E' morto Gerry Conlon, uno dei più clamorosi errori giudiziari della Gran Bretagna

Gerry Conlon

Gerry Conlon, l’uomo imprigionato per quindici anni per un attentato dell’Ira che non aveva commesso, scrisse in un libro di memorie di non essere mai riuscito a superare il suo dramma giudiziario: «La tragedia non mi ha abbandonato». Segnato indelebilmente dagli anni in cella e dal torto subito, è morto di cancro nella sua casa di Belfast all’età di sessant’anni.

 

Conlon è stato protagonista di uno dei più clamorosi errori giudiziari nella storia del Regno Unito. Insieme ad altre tre persone, venne arrestato e condannato all’ergastolo per l’attentato del 1974 a un pub di Guildford, vicino Londra, in cui morirono cinque persone e sessantacinque rimasero ferite. Di lì a poco, altre sette persone furono arrestate perché ritenute complici, tra cui il padre di Conlon, Giuseppe, fermato mentre si recava a Londra per assistere il figlio.

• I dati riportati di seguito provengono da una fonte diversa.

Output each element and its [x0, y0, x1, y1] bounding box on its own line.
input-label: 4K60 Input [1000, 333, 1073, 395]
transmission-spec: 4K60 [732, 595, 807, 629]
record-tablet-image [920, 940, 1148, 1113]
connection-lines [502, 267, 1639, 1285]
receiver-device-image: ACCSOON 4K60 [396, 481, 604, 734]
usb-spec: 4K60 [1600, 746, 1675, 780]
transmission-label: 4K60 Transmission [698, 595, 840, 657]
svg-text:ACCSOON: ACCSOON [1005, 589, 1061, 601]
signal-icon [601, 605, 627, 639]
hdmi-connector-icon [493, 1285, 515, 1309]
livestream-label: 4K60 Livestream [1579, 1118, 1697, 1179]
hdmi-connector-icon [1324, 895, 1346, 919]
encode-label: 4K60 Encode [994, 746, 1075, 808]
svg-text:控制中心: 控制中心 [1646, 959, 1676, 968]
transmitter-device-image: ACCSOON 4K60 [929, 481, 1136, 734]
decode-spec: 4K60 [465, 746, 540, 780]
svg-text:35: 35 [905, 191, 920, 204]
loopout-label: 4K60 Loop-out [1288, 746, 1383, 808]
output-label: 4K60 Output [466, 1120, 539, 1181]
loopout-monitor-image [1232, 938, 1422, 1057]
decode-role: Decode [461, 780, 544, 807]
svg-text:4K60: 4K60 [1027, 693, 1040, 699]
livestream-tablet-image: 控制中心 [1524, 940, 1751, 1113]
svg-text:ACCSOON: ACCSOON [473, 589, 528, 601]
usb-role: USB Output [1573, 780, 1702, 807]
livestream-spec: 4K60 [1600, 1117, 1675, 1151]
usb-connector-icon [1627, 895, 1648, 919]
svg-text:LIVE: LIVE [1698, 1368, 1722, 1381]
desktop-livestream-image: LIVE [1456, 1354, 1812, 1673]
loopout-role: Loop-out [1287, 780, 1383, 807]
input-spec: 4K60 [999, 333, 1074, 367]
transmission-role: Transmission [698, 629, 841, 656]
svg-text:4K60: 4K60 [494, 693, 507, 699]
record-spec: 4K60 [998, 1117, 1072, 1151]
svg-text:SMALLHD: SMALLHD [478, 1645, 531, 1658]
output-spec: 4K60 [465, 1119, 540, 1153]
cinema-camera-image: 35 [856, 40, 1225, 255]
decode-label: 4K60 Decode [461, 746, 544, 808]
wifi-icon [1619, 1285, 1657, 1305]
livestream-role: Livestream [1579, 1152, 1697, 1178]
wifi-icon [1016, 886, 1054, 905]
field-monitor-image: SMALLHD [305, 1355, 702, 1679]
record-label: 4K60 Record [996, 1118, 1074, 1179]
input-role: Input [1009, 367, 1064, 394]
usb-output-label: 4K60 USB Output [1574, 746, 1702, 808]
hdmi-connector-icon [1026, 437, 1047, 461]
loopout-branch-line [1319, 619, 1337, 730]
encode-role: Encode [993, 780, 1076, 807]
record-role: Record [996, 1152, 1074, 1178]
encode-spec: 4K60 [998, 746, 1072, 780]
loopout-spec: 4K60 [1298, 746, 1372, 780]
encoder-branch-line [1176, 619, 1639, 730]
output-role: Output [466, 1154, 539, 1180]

I «Quattro di Guildford» (oltre a Conlon, Paul Hill e Paddy Armstrong di Belfast e una donna inglese, Carole Richardson) dovettero attendere fino al 1989 perché la Corte di Appello riconoscesse la loro innocenza. Per i presunti complici il proscioglimento arrivò nel 1991.

 

La vicenda di Conlon, raccontata nel film «Nel nome del padre» con Daniel Day-Lewis, è figlia del suo tempo, uno dei periodi più bui nella storia recente del Paese. Erano anni di lotta feroce tra le forze britanniche e l’Ira, l’Esercito Repubblicano Irlandese che si batteva contro la corona per il ricongiungimento delle contee del Nord a Dublino. Gli attentati si susseguivano: una bomba su un pullman delle forze armate causò una dozzina di vittime nel febbraio del 1974; nel novembre di quello stesso anno, 21 persone morirono in un attentato in un pub di Birmingham. I cittadini chiedevano giustizia, il Parlamento reagiva con leggi speciali anti-terrorismo e la polizia era sotto pressione per trovare i colpevoli, in un clima di tensione e paranoia.

Conlon, all’epoca 20enne sbandato, era il colpevole perfetto. Dal momento dell’arresto, non smise mai di professare la sua innocenza. La confessione fu ottenuta sotto tortura e prove che avrebbero potuto scagionare il gruppo furono tenute segrete. Quando, finalmente libero, uscì dal tribunale di Londra, braccia alzate, le sorelle al suo fianco, Conlon aveva la rabbia negli occhi: «Sono stato imprigionato per un crimine che non ho commesso, un crimine di cui non sapevo nulla. Sono completamente innocente». Per suo padre, il rovesciamento della sentenza arrivò troppo tardi. Giuseppe, che soffriva di problemi cardiaci, morì in prigione nel 1980.

 

Sarebbero passati ancora molti anni per le scuse ufficiali da parte delle autorità: nel 2005 Tony Blair parlò di «ingiustizia e tragedia» e disse che le famiglie coinvolte meritano di essere «scagionate completamente e pubblicamente». I veri colpevoli dell’attentato non sono stati trovati. Negli anni successivi al rilascio, Conlon si è sottoposto a trattamenti psichiatrici per superare il trauma. Ha avuto crolli nervosi, problemi di alcol e droga, ha tentato il suicidio. «Non solo dovevamo sconfiggere il sistema giudiziario, dovevamo sopravvivere in prigione. La nostra realtà era un incubo», scrisse sul «Guardian». La sua famiglia ha detto che la vicenda «ha aperto gli occhi del mondo di fronte all’ingiustizia. Gerry ci ha dato forza nell’ora più buia».